Outlook & Recommendations (Next 1–3 Months)
Base case: a softer-than-normal summer, with rates easing modestly but staying well above 2025 levels – a high plateau rather than a correction. Xeneta projects demand and supply both growing ~2–3% for the rest of 2026, making a full-year rate decline unlikely after the H1 disruption.

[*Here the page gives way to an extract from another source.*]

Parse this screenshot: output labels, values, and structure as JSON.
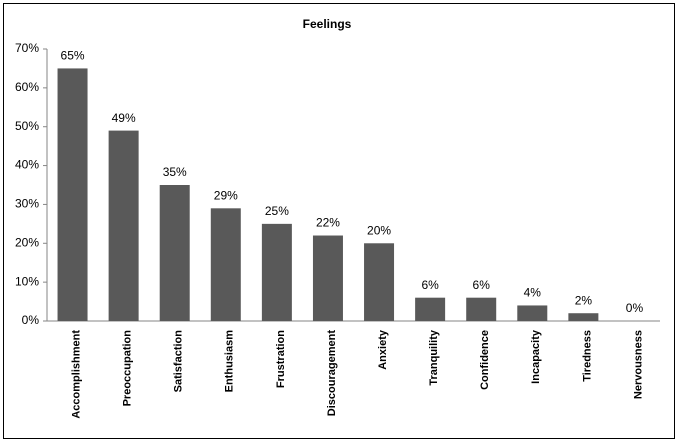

The main upside risk is a ceasefire breakdown re-spiking fuel and Gulf capacity; the main downside is ocean frontloading building inventories and dampening air demand. Transpacific stays firm; e-commerce stays subdued through the de-minimis transition. (Xeneta, IATA)
Recommended actions
- Use the plateau as a planning window: with spot flat for ~4 weeks and long-term rates past their peak, convert short extensions into structured agreements before any Q4 build.
- Protect space on transpacific semiconductor/AI and pharma lanes that are effectively full, and do not rely on published schedules alone.
- Keep Middle East contingency routings live – the ceasefire is only 60 days and Hormuz traffic stayed volatile in late June; maintain Saudi/South Asia/charter alternatives and force-majeure clauses.
- Separate corridor strategy from global strategy; transatlantic, Middle East and Asia–Europe are behaving very differently.
- Plan around the 1 July EU de-minimis change and early-July US tariff hearings – both can move e-commerce and origin flows within weeks; pre-clear and re-cost affected lanes now.
- Monitor jet fuel as an amplifier: spot eased to ~USD 119/bbl, but the 2026 average is still forecast near USD 152/bbl and surcharges can re-escalate quickly if the truce slips.
Customer advice
Considering the ever-changing market conditions and forces, please:
- Let's closely monitor the developments in US trade policy and the impending world events to manoeuvre potential challenges effectively in the logistics industry.
- Think ahead and book well in advance; anticipate capacity constraints around peak and holiday periods.
- Consider that the market can change significantly. Further disruptions can happen anytime.
However, it is our job at Bertling to keep global supply moving and do all we can and apply our knowledge, network and expertise to protect our clients’ while taking the latest market developments into account. We are there to find the best solutions to ensure cargo flows.